Encyclopedia of the Great Plains

David J. Wishart, Editor


AMERINGER, OSCAR (1870-1943)

Oscar Ameringer, a principal leader of the socialist movement on the Southern Plains, was born in Achstetten, Germany, on August 4, 1870, the son of a cabinetmaker. Evading military service, he emigrated to the United States in 1886 and earned his living as a furniture worker, salesman, painter, and musician. He joined the Socialist Party shortly after it was formed in 1901 and became editor of the Labor World, financed by the Brewery Workers Union. He reported on the general strike that tied up the port of New Orleans in 1907. The dockworkers' success there in forging a longterm biracial alliance reinforced Ameringer's commitment to both racial equality and industrial unionism.

After the strike's collapse, Ameringer moved to Oklahoma, where he quickly assumed a leading role in the Socialist Party. Although lacking a sizable industrial working class, Oklahoma boasted the nation's largest Socialist Party, polling close to a third of the statewide vote. On his first speaking tour in 1907, traveling by covered wagon and on horseback, Ameringer realized that Oklahoma's farmers, primarily impoverished tenants, constituted the party's major potential base of support. Ameringer stayed in dirt-floored tenant shacks and homes dug out of hillsides and saw human suffering at its most intense. The Oklahoma farmers' socialist commitment deeply impressed him. He praised their determination by recalling that the man who presided at his first speech had arrived soaked to the skin, having swum across a river in his only suit because the bridge had been washed out.

Ameringer was one of the most popular speakers at the weeklong socialist encampments, frequently held in Oklahoma from 1908 until the U.S. entry into World War I. Farm people numbering in the thousands traveled vast distances, often in covered wagons bearing red flags, to hear Ameringer and other socialist orators. In 1911 Ameringer polled 23 percent of the vote in a three-way race for mayor of Oklahoma City.

In 1910 Ameringer led the fight against Oklahoma's adoption of the so-called grandfather clause, which was introduced by the Democrats to eliminate black suffrage.

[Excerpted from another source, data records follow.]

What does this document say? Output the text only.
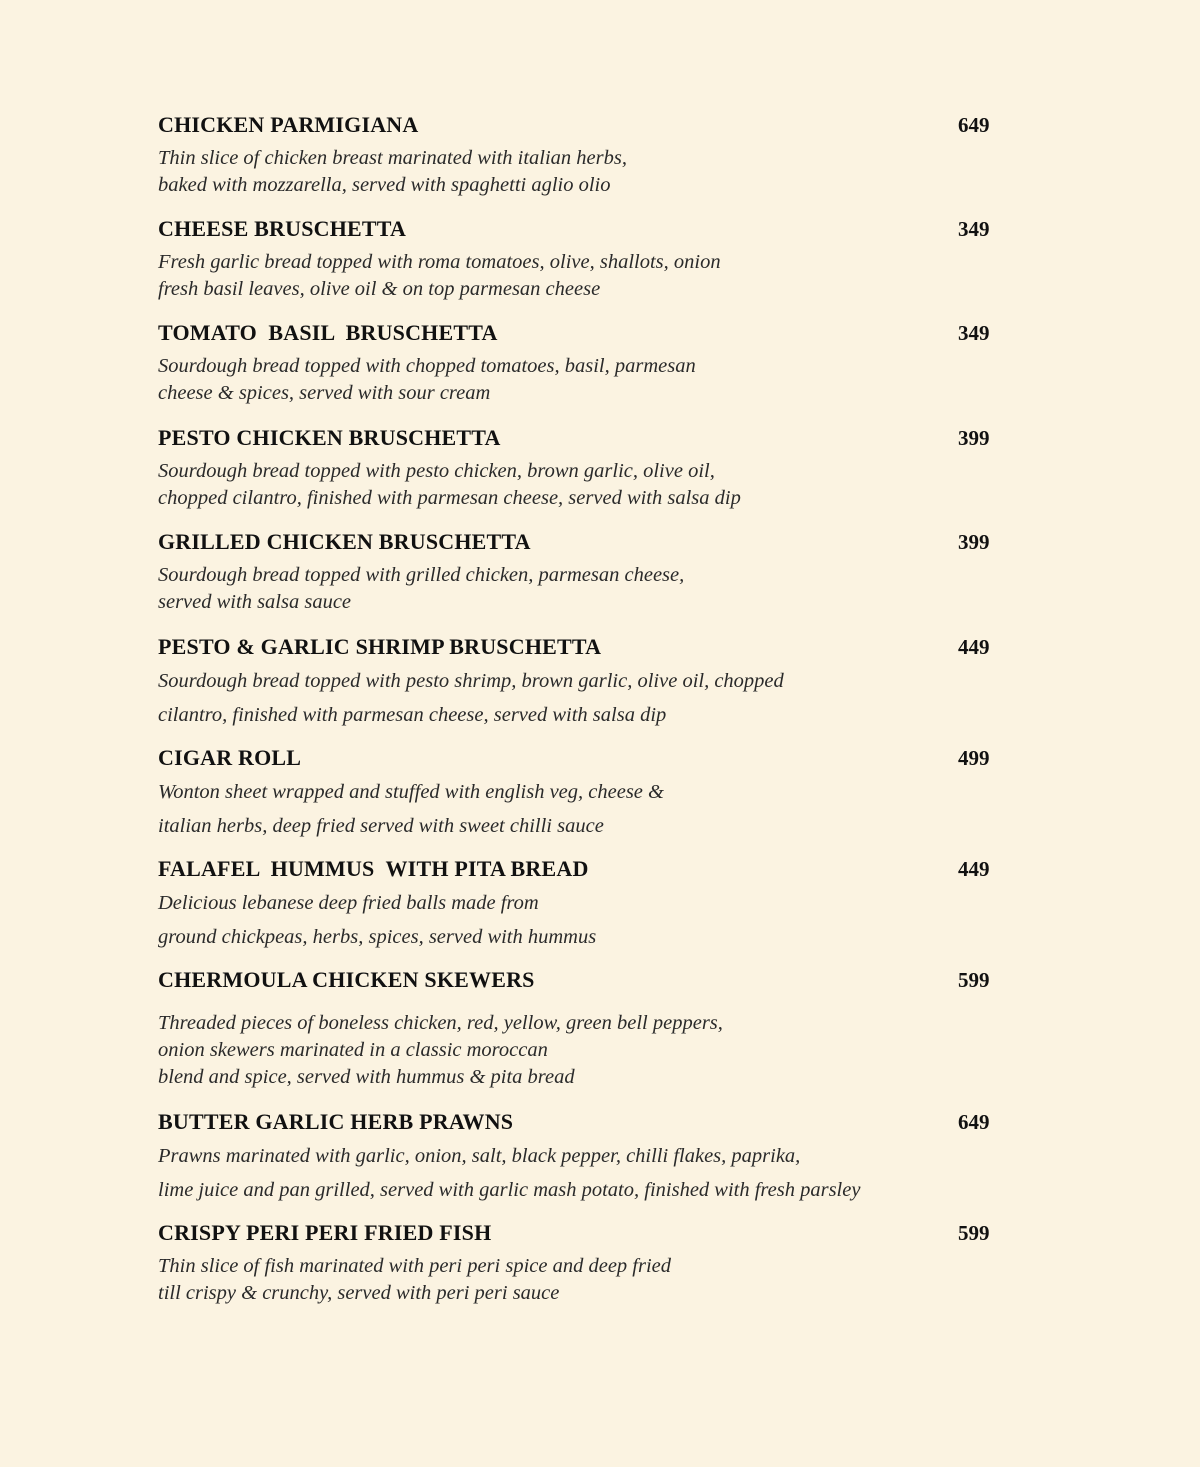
CHICKEN PARMIGIANA	649
Thin slice of chicken breast marinated with italian herbs,
baked with mozzarella, served with spaghetti aglio olio
CHEESE BRUSCHETTA	349
Fresh garlic bread topped with roma tomatoes, olive, shallots, onion
fresh basil leaves, olive oil & on top parmesan cheese
TOMATO  BASIL  BRUSCHETTA	349
Sourdough bread topped with chopped tomatoes, basil, parmesan
cheese & spices, served with sour cream
PESTO CHICKEN BRUSCHETTA	399
Sourdough bread topped with pesto chicken, brown garlic, olive oil,
chopped cilantro, finished with parmesan cheese, served with salsa dip
GRILLED CHICKEN BRUSCHETTA	399
Sourdough bread topped with grilled chicken, parmesan cheese,
served with salsa sauce
PESTO & GARLIC SHRIMP BRUSCHETTA	449
Sourdough bread topped with pesto shrimp, brown garlic, olive oil, chopped
cilantro, finished with parmesan cheese, served with salsa dip
CIGAR ROLL	499
Wonton sheet wrapped and stuffed with english veg, cheese &
italian herbs, deep fried served with sweet chilli sauce
FALAFEL  HUMMUS  WITH PITA BREAD	449
Delicious lebanese deep fried balls made from
ground chickpeas, herbs, spices, served with hummus
CHERMOULA CHICKEN SKEWERS	599
Threaded pieces of boneless chicken, red, yellow, green bell peppers,
onion skewers marinated in a classic moroccan
blend and spice, served with hummus & pita bread
BUTTER GARLIC HERB PRAWNS	649
Prawns marinated with garlic, onion, salt, black pepper, chilli flakes, paprika,
lime juice and pan grilled, served with garlic mash potato, finished with fresh parsley
CRISPY PERI PERI FRIED FISH	599
Thin slice of fish marinated with peri peri spice and deep fried
till crispy & crunchy, served with peri peri sauce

His effort was opposed by a faction in the Oklahoma Socialist Party based in the Little Dixie section of the state, which resented Ameringer as an outsider and feared losing white supporters. In 1913 this faction assumed control of the Socialist Party in Oklahoma, and Ameringer moved to Milwaukee.

Although opposed to U.S. intervention in World War I, Ameringer advised Oklahoma farmers against launching the Green Corn Rebellion, an abortive uprising intended to force the government to end the war. The repression it precipitated, along with a decline in farm tenancy, caused the swift collapse of the Oklahoma Socialist Party.

Returning to Oklahoma City after the war, Ameringer published a radical newspaper, the Oklahoma Leader, which, as the American Guardian from 1931 to 1941, developed a national circulation. Ameringer waged a high-profile campaign in the Leader against the Ku Klux Klan, which was highly influential in Oklahoma during the early 1920s. From 1922 to 1931 Ameringer also published the Illinois Miner in Oklahoma City, an insurgent newspaper that challenged John L. Lewis's control of the United Mine Workers. He contributed a column under the pseudonym Adam Coaldigger. In his preface to Ameringer's 1940 autobiography, If You Don't Weaken, Carl Sandburg, an old socialist comrade and friend, compared him as a humorist to Mark Twain and Will Rogers. Oscar Ameringer died in Oklahoma City on November 5, 1943.

Stephen H. Norwood University of Oklahoma

Ameringer, Oscar. If You Don't Weaken. Norman: University of Oklahoma Press, 1983.

Green, James R. Grass-Roots Socialism: Radical Movements in the Southwest, 1895–1943. Baton Rouge: Louisiana State University Press, 1978.

Meredith, Howard L. "A History of the Socialist Party in Oklahoma." Ph.D. diss., University of Oklahoma, 1969.